I respect C. It's given us a lot of great stuff. But there's no way I'd willingly start a new project in C today given the alternatives. I am dumb, and given the choice between languages which help me and languages which are basically a small step up from assembler, I'm going with one that gives me a reasonable shot at writing safe, fast, and understandable code.
Let's try this again. As a language C is not that horrible and it doesn't have to be as sloppy and as insecure as it is in popular compilers. In fact, I believe 99% of the C code is not performance critical and can benefit from simple runtime checks to ensure memory safety. Not that much needed to "save us from C". But ultimately no one cares, inventing and playing with new languages is way more fun.
I agree with what you're saying about the problems that C has (or rather the problems people have with writing safe and secure C code), but I do think the language matters; just from the perspective of having any hopes of being adopted.
C is largely immune from all the language wars, because it's everyone's reference point. I think it will be very difficult to get enough people to sign off on another language for systems development. Everyone thinks they know what everyone else should use; and it makes for a very fractious environment with regards to what languages should get used... C# and Objective-C are good examples of that.

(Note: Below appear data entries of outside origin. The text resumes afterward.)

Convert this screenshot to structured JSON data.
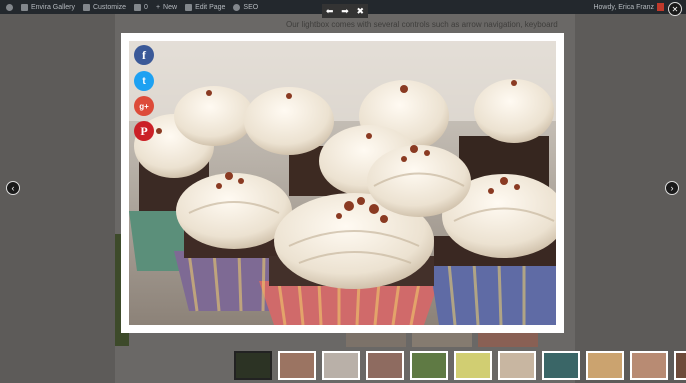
{
  "adminbar": {
    "site_name": "Envira Gallery",
    "customize": "Customize",
    "comments_count": "0",
    "new": "New",
    "edit_page": "Edit Page",
    "seo": "SEO",
    "howdy": "Howdy, Erica Franz"
  },
  "page": {
    "text": "Our lightbox comes with several controls such as arrow navigation, keyboard"
  },
  "lightbox": {
    "prev_glyph": "‹",
    "next_glyph": "›",
    "close_glyph": "✕",
    "top_prev": "⬅",
    "top_next": "➡",
    "top_close": "✖",
    "image_alt": "Chocolate cupcakes with cream frosting and bacon bits"
  },
  "social": {
    "facebook": "f",
    "twitter": "t",
    "googleplus": "g+",
    "pinterest": "P"
  },
  "thumbnails": [
    {
      "name": "dark-plate",
      "color": "#2c3324"
    },
    {
      "name": "cupcakes",
      "color": "#9b7462"
    },
    {
      "name": "cupcakes-tray",
      "color": "#b9b0a8"
    },
    {
      "name": "berries",
      "color": "#8e6b60"
    },
    {
      "name": "greens",
      "color": "#5f7a44"
    },
    {
      "name": "drinks",
      "color": "#d1ce72"
    },
    {
      "name": "bowls",
      "color": "#c8b6a1"
    },
    {
      "name": "teal-dish",
      "color": "#3a6667"
    },
    {
      "name": "pastries",
      "color": "#cba36f"
    },
    {
      "name": "soup",
      "color": "#b88b73"
    },
    {
      "name": "salad",
      "color": "#6d4b3a"
    }
  ]
}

I don't see a future where C survives, not only because of memory corruption bugs (although that's a pretty big one), but also for usability: the lack of package manager, common build system, good documentation, good standard library, etc. are just too much to compete with any modern system language.
The problem isn’t that good programmers can’t write good C code, though anyone can make a mistake. The problem is what happens as code ages, is worked on by other people, gets PRs merged, and so on. Bugs creep in and in an unsafe language nothing catches them.
C also makes string processing hellish, but that could be fixed with libraries and isn’t necessarily the fault of the language.